Замысел в целом ясен: частная трагедия, разыгравшаяся на советском стекольном заводе, где весной 1941-го русские и немцы еще продолжали трудиться бок о бок над выплавкой нового оптического стекла, рифмуется с глобальной катастрофой, разразившейся 1 сентября 1939-го; пропитанная страхом и доносительством атмосфера в СССР (соглядатаев и стукачей здесь «как перхоти на башке») приравнивается к таковой в нацистской Германии («Ну, нормальный режим безопасности, в чем дело? — говорит один из героев-немцев. — Посмотрел бы, как это выглядело бы у нас с нашей подозрительностью и идиотской дотошностью. Просто вы поменяйте все местами и на секунду представьте, что это вдруг в нашей родной Йене»). Однако же на уровне истории — сплошной туман и нечленораздельность. Миндадзе ставит между фильмом и зрителем нескончаемый ряд барьеров, и немецкий язык, на котором картина снята, далеко не самый непреодолимый. Неясно все, начиная с мотивов Ханса, совершающего фатальный поступок: по вине его одержимости на стекловарне происходит взрыв, в результате которого заживо сгорает невинная фабричная девчонка. Заканчивая отношениями с русским коллегой Петром, единственным свидетелем маниакального поведения Ханса у печи. Те, кому картина понравилась, говорят о сильном эмоциональном опыте, болезненном трипе, пройденном вместе с героями; основная заслуга здесь, по-моему, у румынского оператора Олега Муту (он снимал «4 месяца, 3 недели и 2 дня» Кристиана Мунджу и оба игровых фильма Сергея Лозницы), гениально визуализирующего индустриальный лязг и удушье от существования в замкнутом тоталитарном пространстве. Мой товарищ Антон Мазуров доказывал, что Миндадзе сделал философский фильм, развивающий идеи «Рабочего, господства и гештальта» Эрнста Юнгера.
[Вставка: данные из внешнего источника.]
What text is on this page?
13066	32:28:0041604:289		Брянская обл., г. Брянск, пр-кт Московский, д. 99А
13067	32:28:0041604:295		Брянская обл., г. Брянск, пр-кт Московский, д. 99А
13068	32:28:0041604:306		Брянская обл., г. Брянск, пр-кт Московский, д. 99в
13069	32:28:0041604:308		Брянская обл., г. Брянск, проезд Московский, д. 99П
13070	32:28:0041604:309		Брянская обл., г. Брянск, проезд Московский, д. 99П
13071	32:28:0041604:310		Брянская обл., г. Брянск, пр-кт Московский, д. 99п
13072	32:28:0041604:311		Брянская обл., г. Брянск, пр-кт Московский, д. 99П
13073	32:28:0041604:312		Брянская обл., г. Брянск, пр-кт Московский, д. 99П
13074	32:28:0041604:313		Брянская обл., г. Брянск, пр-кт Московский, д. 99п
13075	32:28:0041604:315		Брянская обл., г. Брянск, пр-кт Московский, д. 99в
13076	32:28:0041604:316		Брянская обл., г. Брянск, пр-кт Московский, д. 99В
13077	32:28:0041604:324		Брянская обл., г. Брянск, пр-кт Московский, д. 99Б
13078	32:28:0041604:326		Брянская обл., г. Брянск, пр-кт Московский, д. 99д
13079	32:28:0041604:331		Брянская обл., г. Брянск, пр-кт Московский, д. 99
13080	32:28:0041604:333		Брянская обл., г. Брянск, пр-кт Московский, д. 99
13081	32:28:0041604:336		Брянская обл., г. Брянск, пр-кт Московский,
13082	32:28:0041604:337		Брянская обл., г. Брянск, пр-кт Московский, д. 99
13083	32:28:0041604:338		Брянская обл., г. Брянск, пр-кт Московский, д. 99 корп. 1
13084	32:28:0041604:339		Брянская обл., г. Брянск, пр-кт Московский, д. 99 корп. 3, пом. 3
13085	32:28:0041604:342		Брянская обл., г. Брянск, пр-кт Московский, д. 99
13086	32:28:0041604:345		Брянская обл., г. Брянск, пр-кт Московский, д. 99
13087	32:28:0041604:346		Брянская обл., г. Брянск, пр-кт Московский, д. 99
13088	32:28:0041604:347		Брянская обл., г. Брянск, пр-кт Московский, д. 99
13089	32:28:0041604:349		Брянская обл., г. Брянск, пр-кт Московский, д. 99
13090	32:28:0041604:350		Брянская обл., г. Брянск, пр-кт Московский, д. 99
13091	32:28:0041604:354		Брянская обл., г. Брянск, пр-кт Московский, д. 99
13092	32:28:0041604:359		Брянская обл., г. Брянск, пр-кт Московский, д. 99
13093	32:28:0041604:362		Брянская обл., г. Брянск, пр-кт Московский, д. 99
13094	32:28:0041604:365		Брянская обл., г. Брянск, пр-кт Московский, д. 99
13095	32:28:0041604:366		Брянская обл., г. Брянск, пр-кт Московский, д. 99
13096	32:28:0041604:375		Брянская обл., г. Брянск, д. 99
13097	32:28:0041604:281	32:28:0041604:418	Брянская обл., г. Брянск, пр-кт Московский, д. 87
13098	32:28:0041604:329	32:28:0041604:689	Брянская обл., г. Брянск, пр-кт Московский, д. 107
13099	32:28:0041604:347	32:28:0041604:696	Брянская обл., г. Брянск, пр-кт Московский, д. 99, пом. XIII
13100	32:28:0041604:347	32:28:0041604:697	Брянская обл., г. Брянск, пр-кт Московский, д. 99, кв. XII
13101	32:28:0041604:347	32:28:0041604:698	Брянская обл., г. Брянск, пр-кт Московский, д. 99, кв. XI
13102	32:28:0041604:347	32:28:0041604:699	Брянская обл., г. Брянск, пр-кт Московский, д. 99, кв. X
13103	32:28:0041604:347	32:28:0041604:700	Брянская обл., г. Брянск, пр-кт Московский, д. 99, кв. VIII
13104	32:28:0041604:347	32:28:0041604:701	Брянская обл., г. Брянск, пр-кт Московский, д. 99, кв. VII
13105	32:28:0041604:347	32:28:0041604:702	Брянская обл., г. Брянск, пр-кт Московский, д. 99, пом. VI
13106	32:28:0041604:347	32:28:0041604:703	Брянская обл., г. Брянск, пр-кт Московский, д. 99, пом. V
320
Я допускаю еще миллион возможных трактовок, но чтобы их изобретать должен сложиться хотя бы минимальный контакт с экраном. У меня его не возникло; а вот недоверие и раздражение спровоцировала уже вступительная, немыслимо длинная и снятая, как дурно разыгранный фарс, сцена абсурдистского диалога немецких инженеров, за ужином выясняющих, кто виноват в бесконечном браке. Навязчивые мотивы Миндадзе – псевдо-двойники («братишка мой на огонек», – так Петр представляет своим женщинам – жене и ее подруге – заявившегося в дом Ханса), гипертрофированная до сюра и символики реальность, драматургические лакуны и белые (или темные?) пятна – выглядят авторским copy paste. И разве нормально, что никто из поклонников, которым я задавал вопрос «Почему все-таки Ханс стал забрасывать в печь уголь, понимая, что кончится плохо?», не мог ответить внятно? Были версии «диверсия — он же фашист», «обстановка такая, что сошел с ума», «спазматический, как всегда у Миндадзе, срыв», «хотел любой ценой добиться результата» и, самая распространенная, «это не важно». Получается кино про катастрофу, в котором катастрофа все спишет. Скоро узнаем, как отнесется к этому произведению жюри, ведомое мастером простых и внятных историй Жан-Жаком Анно; он даже изощренный роман Умберто Эко «Имя розы» превратил в доступный старшеклассникам средневековый триллер. Хотя бы немного такой доходчивости не помешало бы и Миндадзе.